Batman is still confused
A character we truly have reason to care for is Bruce Wayne. He isn’t likeable by any means, with a confused moral compass and some seriously dark demons within, if his questionable motives in Batman v Superman revealed anything. But this could've been his journey had Justice League been more prudent with the two-hour screen time.
As an audience, we want to see how he reconciles with the guilt and rage after the events of the previous film, and more interestingly, his response to the increasing realisation that he now exists in a world that doesn’t need a hero like Batman anymore. Instead, he's been assigned a role that's a cross between Nick Fury and Inspector Gadget, responsible for assembling the League, and providing firepower and cool kit to battle with. On several occasions, he literally arrives at the scene minutes after the rest who can fly. This isn’t the resourceful Batman we know.
That said, Batman does have one fantastic line, in which he tells a lost Flash what to do in his first ever superhero rescue. Without revealing what was said, we wish the film would deepen this dynamic between Bats and the gang. He's seen plenty and has got wisdom to impart.
Superman stops whining
Thankfully, the brief appearance Superman gives does bring him closer to the Man of Steel we know and love. (And no, that isn't a spoiler - it’s no secret that he returns because he’s in the poster, for crying out loud. This also happens to be the year of pointless deaths and resurrections that don’t mean anything, so let’s get used to it.)

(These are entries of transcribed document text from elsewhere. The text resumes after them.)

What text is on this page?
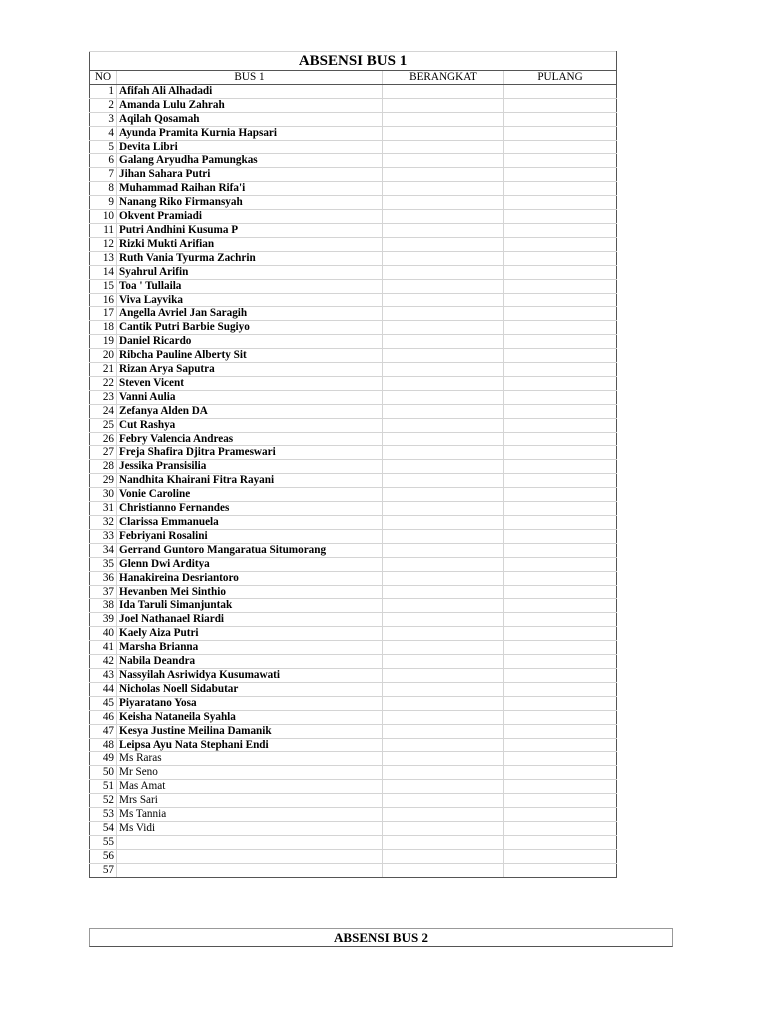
ABSENSI BUS 1			
NO	BUS 1	BERANGKAT	PULANG
1	Afifah Ali Alhadadi		
2	Amanda Lulu Zahrah		
3	Aqilah Qosamah		
4	Ayunda Pramita Kurnia Hapsari		
5	Devita Libri		
6	Galang Aryudha Pamungkas		
7	Jihan Sahara Putri		
8	Muhammad Raihan Rifa'i		
9	Nanang Riko Firmansyah		
10	Okvent Pramiadi		
11	Putri Andhini Kusuma P		
12	Rizki Mukti Arifian		
13	Ruth Vania Tyurma Zachrin		
14	Syahrul Arifin		
15	Toa ' Tullaila		
16	Viva Layvika		
17	Angella Avriel Jan Saragih		
18	Cantik Putri Barbie Sugiyo		
19	Daniel Ricardo		
20	Ribcha Pauline Alberty Sit		
21	Rizan Arya Saputra		
22	Steven Vicent		
23	Vanni Aulia		
24	Zefanya Alden DA		
25	Cut Rashya		
26	Febry Valencia Andreas		
27	Freja Shafira Djitra Prameswari		
28	Jessika Pransisilia		
29	Nandhita Khairani Fitra Rayani		
30	Vonie Caroline		
31	Christianno Fernandes		
32	Clarissa Emmanuela		
33	Febriyani Rosalini		
34	Gerrand Guntoro Mangaratua Situmorang		
35	Glenn Dwi Arditya		
36	Hanakireina Desriantoro		
37	Hevanben Mei Sinthio		
38	Ida Taruli Simanjuntak		
39	Joel Nathanael Riardi		
40	Kaely Aiza Putri		
41	Marsha Brianna		
42	Nabila Deandra		
43	Nassyilah Asriwidya Kusumawati		
44	Nicholas Noell Sidabutar		
45	Piyaratano Yosa		
46	Keisha Nataneila Syahla		
47	Kesya Justine Meilina Damanik		
48	Leipsa Ayu Nata Stephani Endi		
49	Ms Raras		
50	Mr Seno		
51	Mas Amat		
52	Mrs Sari		
53	Ms Tannia		
54	Ms Vidi		
55			
56			
57			
ABSENSI BUS 2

He isn’t dark and brooding any more. He's taken the chill pill we were hoping for and ditched the existential conundrums, embracing the fact that he's essentially a god. He’s unstoppably powerful, calm and confident, dishing out countless one-liners (albeit some terrible ones, like: “I’m a fan of justice."). His return may not be substantial, but it's cheer-inducing stuff in classic comic-book fashion.